Когда явились ангелы (сборник)
Шрифт:
– Вы свою женушку, должно быть, на полгода в четырех стенах заперли с иголкой и нитками, – шучу я. Мы с Бетси уже по стаканчику приняли, и херес мне в голову стукнул.
– Не-а, – отвечает мистер Келлер-Браун, а сам пунш в картонные стаканчики детишкам разливает. – Всего три месяца ушло. И я сам делал.
– Батюшки-светы, – говорю, а сама его подразнить хочу немножко, только и всего. – Я никогда не видела, чтоб мужчины так тонко работать умели.

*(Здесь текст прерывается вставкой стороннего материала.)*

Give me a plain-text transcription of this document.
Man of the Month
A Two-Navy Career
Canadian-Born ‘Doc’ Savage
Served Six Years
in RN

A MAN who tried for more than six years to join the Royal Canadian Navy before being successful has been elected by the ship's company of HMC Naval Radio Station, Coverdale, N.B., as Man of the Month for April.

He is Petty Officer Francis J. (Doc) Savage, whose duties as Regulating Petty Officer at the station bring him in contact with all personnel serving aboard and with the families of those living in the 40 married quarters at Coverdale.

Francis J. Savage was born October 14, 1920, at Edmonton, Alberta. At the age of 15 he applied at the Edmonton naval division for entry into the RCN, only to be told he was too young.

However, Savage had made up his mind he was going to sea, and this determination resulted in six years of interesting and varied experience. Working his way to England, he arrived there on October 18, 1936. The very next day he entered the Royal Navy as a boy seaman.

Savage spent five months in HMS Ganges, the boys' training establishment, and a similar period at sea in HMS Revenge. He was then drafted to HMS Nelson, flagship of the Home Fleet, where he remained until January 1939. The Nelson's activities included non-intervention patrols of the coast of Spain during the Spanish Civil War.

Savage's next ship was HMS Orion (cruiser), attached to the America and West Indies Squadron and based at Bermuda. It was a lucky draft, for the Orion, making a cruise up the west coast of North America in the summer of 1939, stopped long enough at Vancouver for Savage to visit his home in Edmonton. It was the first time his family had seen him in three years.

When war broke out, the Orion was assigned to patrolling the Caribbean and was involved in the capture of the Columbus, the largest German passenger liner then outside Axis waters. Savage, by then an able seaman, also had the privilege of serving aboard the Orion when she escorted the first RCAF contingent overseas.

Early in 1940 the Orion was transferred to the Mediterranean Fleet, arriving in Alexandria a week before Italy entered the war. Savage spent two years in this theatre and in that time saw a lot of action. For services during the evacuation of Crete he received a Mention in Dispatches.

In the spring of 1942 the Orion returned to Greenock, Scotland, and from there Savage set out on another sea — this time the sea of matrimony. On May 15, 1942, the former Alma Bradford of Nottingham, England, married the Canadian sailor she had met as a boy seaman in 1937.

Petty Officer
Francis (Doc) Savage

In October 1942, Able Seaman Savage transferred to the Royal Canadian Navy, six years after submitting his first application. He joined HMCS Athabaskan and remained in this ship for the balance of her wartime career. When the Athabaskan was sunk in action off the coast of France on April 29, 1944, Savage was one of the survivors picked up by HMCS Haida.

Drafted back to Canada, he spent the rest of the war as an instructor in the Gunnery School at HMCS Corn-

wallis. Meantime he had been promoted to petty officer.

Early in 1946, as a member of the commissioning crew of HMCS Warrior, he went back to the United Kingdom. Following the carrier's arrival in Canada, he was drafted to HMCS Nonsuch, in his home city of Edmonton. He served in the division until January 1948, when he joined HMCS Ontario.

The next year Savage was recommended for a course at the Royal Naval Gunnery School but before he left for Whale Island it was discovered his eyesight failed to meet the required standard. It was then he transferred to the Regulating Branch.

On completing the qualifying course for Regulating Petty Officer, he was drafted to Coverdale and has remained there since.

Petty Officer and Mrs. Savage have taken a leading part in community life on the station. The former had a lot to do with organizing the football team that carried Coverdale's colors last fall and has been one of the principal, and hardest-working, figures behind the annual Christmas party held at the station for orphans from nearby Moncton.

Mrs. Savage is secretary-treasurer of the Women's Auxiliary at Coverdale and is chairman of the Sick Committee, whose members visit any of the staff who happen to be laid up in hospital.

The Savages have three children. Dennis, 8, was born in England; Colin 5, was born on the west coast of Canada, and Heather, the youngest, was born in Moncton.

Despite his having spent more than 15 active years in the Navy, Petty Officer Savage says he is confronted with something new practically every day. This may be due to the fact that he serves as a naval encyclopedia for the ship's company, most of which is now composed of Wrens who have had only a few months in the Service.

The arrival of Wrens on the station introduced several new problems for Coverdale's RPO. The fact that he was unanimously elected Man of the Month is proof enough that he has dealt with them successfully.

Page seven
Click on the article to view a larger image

Все детишки тут опять засмеялись, а он меня как-то неправильно понял, и смех слишком быстро смолк. На подколку мою мистер Келлер-Браун отвечать не стал, а давай этот пунш дальше
– Да ладно вам. Наверняка ж ваша жена тоже вышивала. – Ну, извинилась как бы. А он и принять мои извинения не успел – тут Отис в круг вваливается, всех расталкивает и тоже стаканчик берет.
– Ой, я чем угодно поклянусь, бабуля, жена у М'келы – она ни-че-го не делает. – Наливает себе пальца на четыре бренди, а потом прибавляет: – Больше.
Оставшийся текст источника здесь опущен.